Existing remote physiological monitoring (RPM) datasets suffer from limited scale, single-modality acquisition, sparse biophysiological annotations, and insufficient real-world driving scenario coverage—hindering robust, contactless physiological monitoring research in automotive environments. To address this, we introduce PhysDrive, the first large-scale, multimodal RPM dataset specifically designed for in-vehicle, contactless sensing. It comprises synchronized RGB, near-infrared, millimeter-wave radar, and six physiological signals—including heart rate, respiration rate, and blood oxygen saturation—collected from 48 drivers across diverse vehicles, lighting conditions, and road scenarios. PhysDrive is the first to systematically integrate heterogeneous sensor modalities with driving-state variables, filling a critical gap in real-world driving RPM data. We further establish an open-source benchmarking framework and a modular codebase compatible with mainstream deep learning frameworks, enabling reproducible cross-modal algorithm development and evaluation. This work significantly advances intelligent cabin systems and non-contact driver state monitoring technologies.

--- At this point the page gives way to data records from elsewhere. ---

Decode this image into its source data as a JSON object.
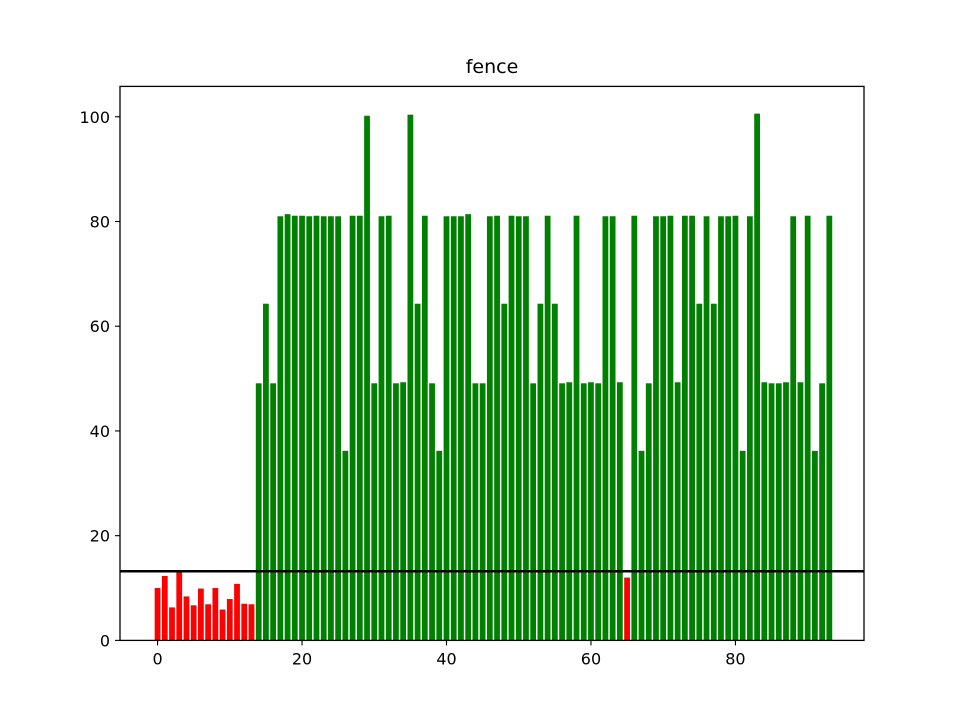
{
  "chart_data": {
    "type": "bar",
    "title": "fence",
    "xlabel": "",
    "ylabel": "",
    "xlim": [
      -5.2,
      97.8
    ],
    "ylim": [
      0,
      105.8
    ],
    "xticks": [
      0,
      20,
      40,
      60,
      80
    ],
    "yticks": [
      0,
      20,
      40,
      60,
      80,
      100
    ],
    "grid": false,
    "threshold": {
      "value": 13.2,
      "color": "#000000"
    },
    "colors": {
      "below": "#ff0000",
      "above": "#008000"
    },
    "x": [
      0,
      1,
      2,
      3,
      4,
      5,
      6,
      7,
      8,
      9,
      10,
      11,
      12,
      13,
      14,
      15,
      16,
      17,
      18,
      19,
      20,
      21,
      22,
      23,
      24,
      25,
      26,
      27,
      28,
      29,
      30,
      31,
      32,
      33,
      34,
      35,
      36,
      37,
      38,
      39,
      40,
      41,
      42,
      43,
      44,
      45,
      46,
      47,
      48,
      49,
      50,
      51,
      52,
      53,
      54,
      55,
      56,
      57,
      58,
      59,
      60,
      61,
      62,
      63,
      64,
      65,
      66,
      67,
      68,
      69,
      70,
      71,
      72,
      73,
      74,
      75,
      76,
      77,
      78,
      79,
      80,
      81,
      82,
      83,
      84,
      85,
      86,
      87,
      88,
      89,
      90,
      91,
      92,
      93
    ],
    "values": [
      10,
      12.3,
      6.3,
      13.1,
      8.4,
      6.7,
      9.9,
      6.9,
      10,
      5.9,
      7.9,
      10.8,
      7,
      6.9,
      49.1,
      64.3,
      49.1,
      81,
      81.4,
      81.1,
      81.1,
      81,
      81.1,
      81,
      81,
      81,
      36.2,
      81.1,
      81.1,
      100.2,
      49.1,
      81,
      81.1,
      49.1,
      49.3,
      100.4,
      64.3,
      81.1,
      49.1,
      36.2,
      81,
      81,
      81,
      81.4,
      49.1,
      49.1,
      81,
      81.1,
      64.3,
      81.1,
      81,
      81,
      49.1,
      64.3,
      81.1,
      64.3,
      49.1,
      49.3,
      81.1,
      49.1,
      49.3,
      49.1,
      81,
      81,
      49.3,
      12,
      81.1,
      36.2,
      49.1,
      81,
      81,
      81.1,
      49.3,
      81.1,
      81.1,
      64.3,
      81,
      64.3,
      81,
      81,
      81.1,
      36.2,
      81,
      100.6,
      49.3,
      49.1,
      49.1,
      49.3,
      81,
      49.3,
      81.1,
      36.2,
      49.1,
      81.1
    ]
  }
}
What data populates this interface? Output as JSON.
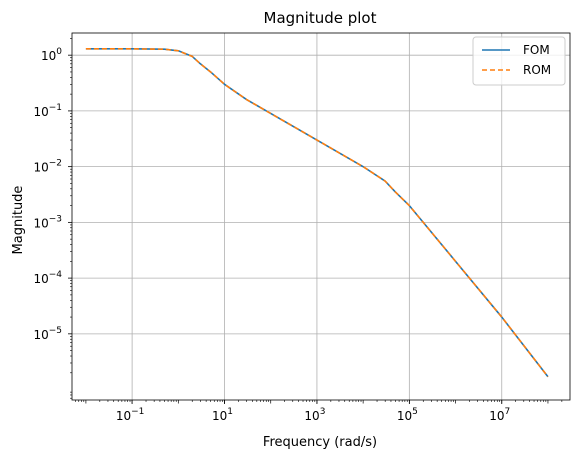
{
  "chart_data": {
    "type": "line",
    "title": "Magnitude plot",
    "xlabel": "Frequency (rad/s)",
    "ylabel": "Magnitude",
    "xscale": "log",
    "yscale": "log",
    "xlim": [
      0.005,
      300000000
    ],
    "ylim": [
      6.5e-07,
      2.5
    ],
    "grid": true,
    "legend_position": "top-right",
    "xticks": [
      {
        "value": 0.1,
        "base": "10",
        "exp": "−1"
      },
      {
        "value": 10,
        "base": "10",
        "exp": "1"
      },
      {
        "value": 1000,
        "base": "10",
        "exp": "3"
      },
      {
        "value": 100000,
        "base": "10",
        "exp": "5"
      },
      {
        "value": 10000000,
        "base": "10",
        "exp": "7"
      }
    ],
    "yticks": [
      {
        "value": 1,
        "base": "10",
        "exp": "0"
      },
      {
        "value": 0.1,
        "base": "10",
        "exp": "−1"
      },
      {
        "value": 0.01,
        "base": "10",
        "exp": "−2"
      },
      {
        "value": 0.001,
        "base": "10",
        "exp": "−3"
      },
      {
        "value": 0.0001,
        "base": "10",
        "exp": "−4"
      },
      {
        "value": 1e-05,
        "base": "10",
        "exp": "−5"
      }
    ],
    "x": [
      0.01,
      0.1,
      0.5,
      1,
      2,
      3,
      5,
      10,
      30,
      100,
      1000,
      10000,
      30000,
      50000,
      100000,
      1000000,
      10000000,
      100000000
    ],
    "series": [
      {
        "name": "FOM",
        "color": "#1f77b4",
        "style": "solid",
        "values": [
          1.3,
          1.3,
          1.28,
          1.2,
          0.95,
          0.7,
          0.5,
          0.3,
          0.16,
          0.09,
          0.03,
          0.01,
          0.0055,
          0.0035,
          0.002,
          0.0002,
          2e-05,
          1.7e-06
        ]
      },
      {
        "name": "ROM",
        "color": "#ff7f0e",
        "style": "dashed",
        "values": [
          1.3,
          1.3,
          1.28,
          1.2,
          0.95,
          0.7,
          0.5,
          0.3,
          0.16,
          0.09,
          0.03,
          0.01,
          0.0055,
          0.0035,
          0.002,
          0.0002,
          2e-05,
          1.7e-06
        ]
      }
    ]
  }
}
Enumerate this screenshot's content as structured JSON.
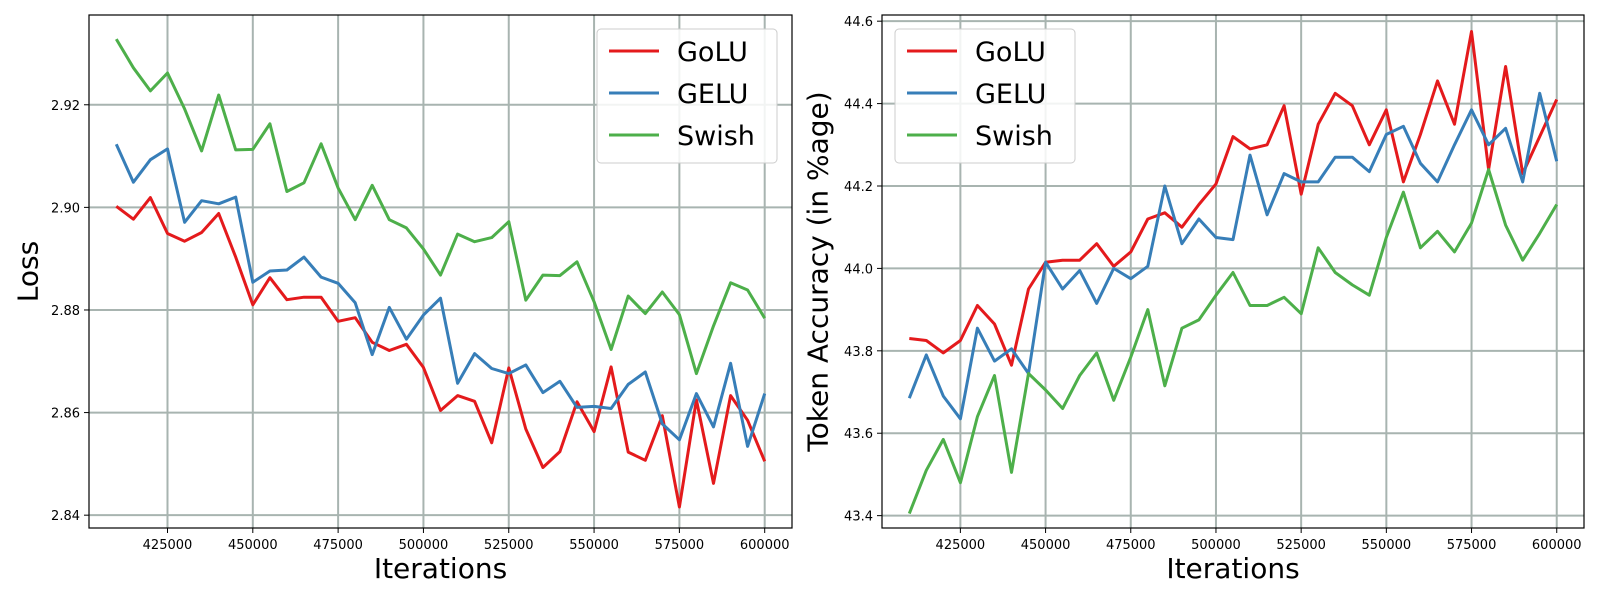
{
  "chart_data": [
    {
      "type": "line",
      "xlabel": "Iterations",
      "ylabel": "Loss",
      "xlim": [
        402000,
        608000
      ],
      "ylim": [
        2.8375,
        2.9375
      ],
      "xticks": [
        425000,
        450000,
        475000,
        500000,
        525000,
        550000,
        575000,
        600000
      ],
      "xtick_labels": [
        "425000",
        "450000",
        "475000",
        "500000",
        "525000",
        "550000",
        "575000",
        "600000"
      ],
      "yticks": [
        2.84,
        2.86,
        2.88,
        2.9,
        2.92
      ],
      "ytick_labels": [
        "2.84",
        "2.86",
        "2.88",
        "2.90",
        "2.92"
      ],
      "grid": true,
      "legend_position": "top-right",
      "x": [
        410000,
        415000,
        420000,
        425000,
        430000,
        435000,
        440000,
        445000,
        450000,
        455000,
        460000,
        465000,
        470000,
        475000,
        480000,
        485000,
        490000,
        495000,
        500000,
        505000,
        510000,
        515000,
        520000,
        525000,
        530000,
        535000,
        540000,
        545000,
        550000,
        555000,
        560000,
        565000,
        570000,
        575000,
        580000,
        585000,
        590000,
        595000,
        600000
      ],
      "series": [
        {
          "name": "GoLU",
          "color": "#e41a1c",
          "values": [
            2.9002,
            2.8977,
            2.9019,
            2.8949,
            2.8934,
            2.8951,
            2.8988,
            2.8903,
            2.881,
            2.8863,
            2.882,
            2.8825,
            2.8825,
            2.8778,
            2.8785,
            2.8737,
            2.8721,
            2.8733,
            2.8688,
            2.8604,
            2.8633,
            2.8622,
            2.8541,
            2.8687,
            2.8568,
            2.8493,
            2.8524,
            2.8621,
            2.8563,
            2.8689,
            2.8523,
            2.8507,
            2.8594,
            2.8416,
            2.8625,
            2.8462,
            2.8633,
            2.8585,
            2.8505
          ]
        },
        {
          "name": "GELU",
          "color": "#377eb8",
          "values": [
            2.9123,
            2.9049,
            2.9093,
            2.9114,
            2.8971,
            2.9013,
            2.9007,
            2.902,
            2.8854,
            2.8876,
            2.8878,
            2.8903,
            2.8864,
            2.8852,
            2.8814,
            2.8713,
            2.8805,
            2.8743,
            2.879,
            2.8823,
            2.8657,
            2.8715,
            2.8686,
            2.8676,
            2.8693,
            2.8639,
            2.8661,
            2.861,
            2.8612,
            2.8608,
            2.8655,
            2.8679,
            2.8578,
            2.8547,
            2.8637,
            2.8572,
            2.8696,
            2.8534,
            2.8637
          ]
        },
        {
          "name": "Swish",
          "color": "#4daf4a",
          "values": [
            2.9328,
            2.9272,
            2.9227,
            2.9262,
            2.9192,
            2.911,
            2.9219,
            2.9112,
            2.9113,
            2.9163,
            2.9031,
            2.9048,
            2.9124,
            2.9038,
            2.8976,
            2.9043,
            2.8976,
            2.896,
            2.8919,
            2.8868,
            2.8948,
            2.8933,
            2.8941,
            2.8972,
            2.8819,
            2.8868,
            2.8867,
            2.8894,
            2.8816,
            2.8723,
            2.8827,
            2.8793,
            2.8835,
            2.8791,
            2.8676,
            2.8769,
            2.8853,
            2.8839,
            2.8784
          ]
        }
      ]
    },
    {
      "type": "line",
      "xlabel": "Iterations",
      "ylabel": "Token Accuracy (in %age)",
      "xlim": [
        402000,
        608000
      ],
      "ylim": [
        43.37,
        44.615
      ],
      "xticks": [
        425000,
        450000,
        475000,
        500000,
        525000,
        550000,
        575000,
        600000
      ],
      "xtick_labels": [
        "425000",
        "450000",
        "475000",
        "500000",
        "525000",
        "550000",
        "575000",
        "600000"
      ],
      "yticks": [
        43.4,
        43.6,
        43.8,
        44.0,
        44.2,
        44.4,
        44.6
      ],
      "ytick_labels": [
        "43.4",
        "43.6",
        "43.8",
        "44.0",
        "44.2",
        "44.4",
        "44.6"
      ],
      "grid": true,
      "legend_position": "top-left",
      "x": [
        410000,
        415000,
        420000,
        425000,
        430000,
        435000,
        440000,
        445000,
        450000,
        455000,
        460000,
        465000,
        470000,
        475000,
        480000,
        485000,
        490000,
        495000,
        500000,
        505000,
        510000,
        515000,
        520000,
        525000,
        530000,
        535000,
        540000,
        545000,
        550000,
        555000,
        560000,
        565000,
        570000,
        575000,
        580000,
        585000,
        590000,
        595000,
        600000
      ],
      "series": [
        {
          "name": "GoLU",
          "color": "#e41a1c",
          "values": [
            43.83,
            43.825,
            43.795,
            43.825,
            43.91,
            43.865,
            43.765,
            43.95,
            44.015,
            44.02,
            44.02,
            44.06,
            44.005,
            44.04,
            44.12,
            44.135,
            44.1,
            44.155,
            44.205,
            44.32,
            44.29,
            44.3,
            44.395,
            44.18,
            44.35,
            44.425,
            44.395,
            44.3,
            44.385,
            44.21,
            44.325,
            44.455,
            44.35,
            44.575,
            44.24,
            44.49,
            44.23,
            44.32,
            44.41
          ]
        },
        {
          "name": "GELU",
          "color": "#377eb8",
          "values": [
            43.685,
            43.79,
            43.69,
            43.635,
            43.855,
            43.775,
            43.805,
            43.745,
            44.015,
            43.95,
            43.995,
            43.915,
            44.0,
            43.975,
            44.005,
            44.2,
            44.06,
            44.12,
            44.075,
            44.07,
            44.275,
            44.13,
            44.23,
            44.21,
            44.21,
            44.27,
            44.27,
            44.235,
            44.325,
            44.345,
            44.255,
            44.21,
            44.3,
            44.385,
            44.3,
            44.34,
            44.21,
            44.425,
            44.26
          ]
        },
        {
          "name": "Swish",
          "color": "#4daf4a",
          "values": [
            43.405,
            43.51,
            43.585,
            43.48,
            43.64,
            43.74,
            43.505,
            43.745,
            43.705,
            43.66,
            43.74,
            43.795,
            43.68,
            43.785,
            43.9,
            43.715,
            43.855,
            43.875,
            43.935,
            43.99,
            43.91,
            43.91,
            43.93,
            43.89,
            44.05,
            43.99,
            43.96,
            43.935,
            44.075,
            44.185,
            44.05,
            44.09,
            44.04,
            44.11,
            44.24,
            44.105,
            44.02,
            44.085,
            44.155
          ]
        }
      ]
    }
  ]
}
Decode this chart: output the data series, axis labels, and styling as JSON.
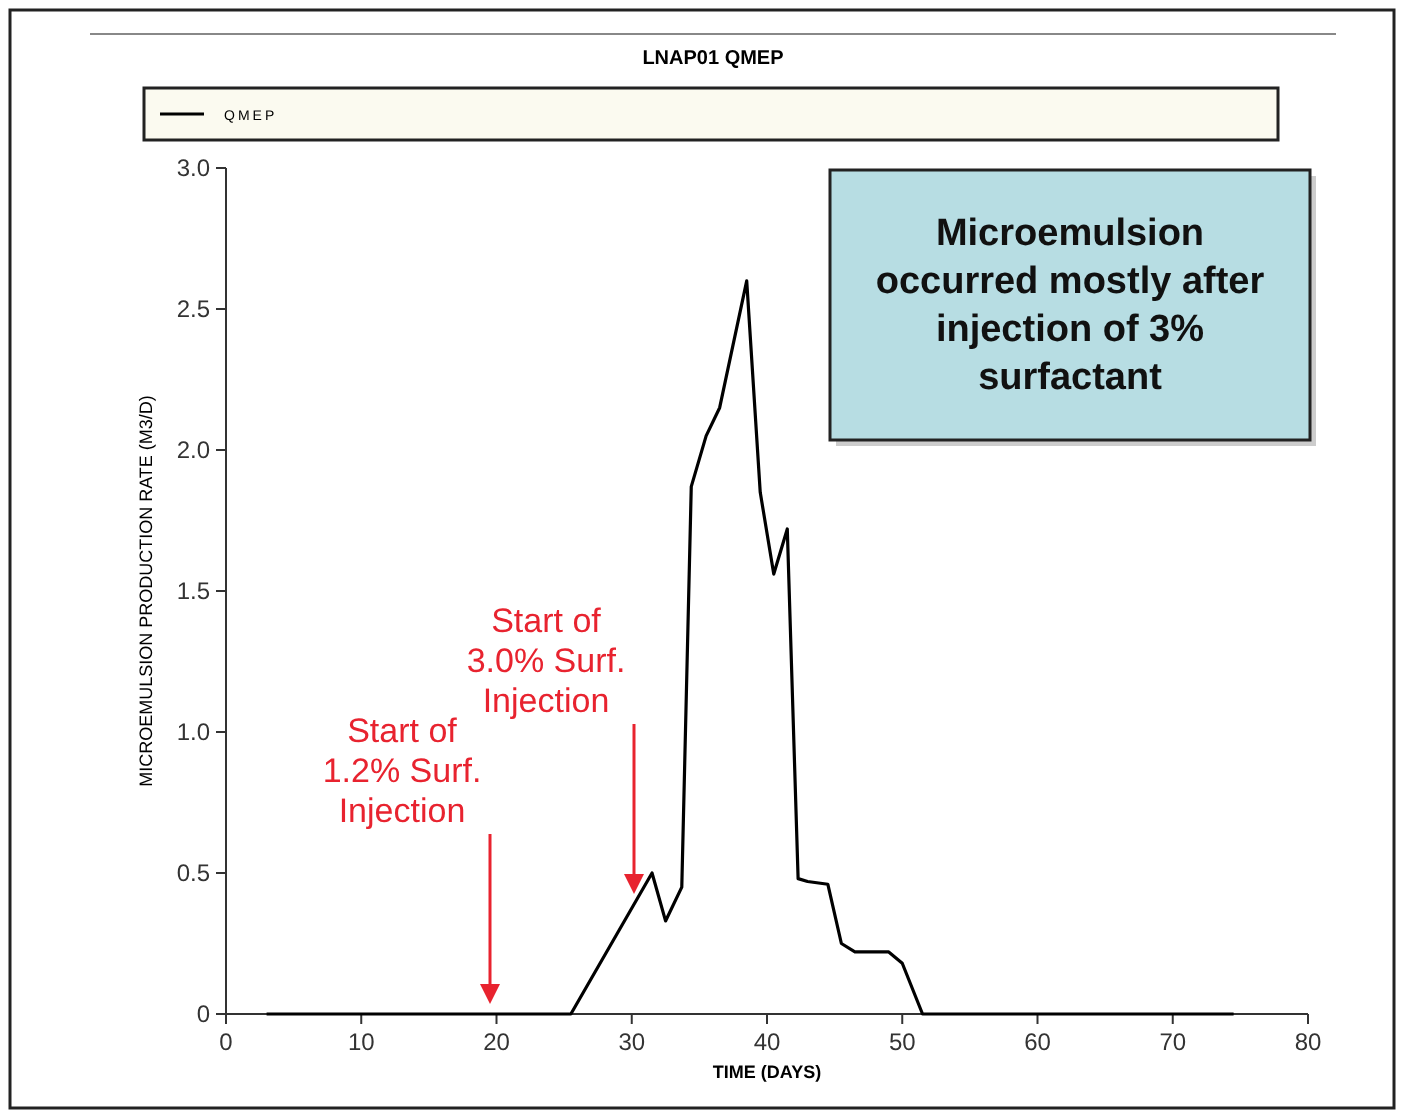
{
  "chart_data": {
    "type": "line",
    "title": "LNAP01 QMEP",
    "xlabel": "TIME (DAYS)",
    "ylabel": "MICROEMULSION PRODUCTION RATE (M3/D)",
    "xlim": [
      0,
      80
    ],
    "xticks": [
      0,
      10,
      20,
      30,
      40,
      50,
      60,
      70,
      80
    ],
    "ylim": [
      0,
      3
    ],
    "yticks": [
      0,
      0.5,
      {
        "value": 1,
        "label": "1.0"
      },
      1.5,
      {
        "value": 2,
        "label": "2.0"
      },
      2.5,
      {
        "value": 3,
        "label": "3.0"
      }
    ],
    "legend": "top",
    "grid": false,
    "series": [
      {
        "name": "QMEP",
        "color": "#000000",
        "x": [
          3,
          25.5,
          31.5,
          32.5,
          33.7,
          34.4,
          35.5,
          36.5,
          38.5,
          39.5,
          40.5,
          41.5,
          42.3,
          43,
          44.5,
          45.5,
          46.5,
          49,
          50,
          51.5,
          74.5
        ],
        "values": [
          0,
          0,
          0.5,
          0.33,
          0.45,
          1.87,
          2.05,
          2.15,
          2.6,
          1.85,
          1.56,
          1.72,
          0.48,
          0.47,
          0.46,
          0.25,
          0.22,
          0.22,
          0.18,
          0,
          0
        ]
      }
    ],
    "annotations": [
      "Microemulsion occurred mostly after injection of 3% surfactant",
      "Start of 1.2% Surf. Injection",
      "Start of 3.0% Surf. Injection"
    ]
  }
}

Robust and unobtrusive in-vehicle physiological monitoring is crucial for ensuring driving safety and user experience. While remote physiological measurement (RPM) offers a promising non-invasive solution, its translation to real-world driving scenarios is critically constrained by the scarcity of comprehensive datasets. Existing resources are often limited in scale, modality diversity, the breadth of biometric annotations, and the range of captured conditions, thereby omitting inherent real-world challenges in driving. Here, we present PhysDrive, the first large-scale multimodal dataset for contactless in-vehicle physiological sensing with dedicated consideration on various modality settings and driving factors. PhysDrive collects data from 48 drivers, including synchronized RGB, near-infrared camera, and raw mmWave radar data, accompanied with six synchronized ground truths (ECG, BVP, Respiration, HR, RR, and SpO2). It covers a wide spectrum of naturalistic driving conditions, including driver motions, dynamic natural light, vehicle types, and road conditions. We extensively evaluate both signal-processing and deep-learning methods on PhysDrive, establishing a comprehensive benchmark across all modalities, and release full open-source code with compatibility for mainstream public toolboxes. We envision PhysDrive will serve as a foundational resource and accelerate research on multimodal driver monitoring and smart-cockpit systems.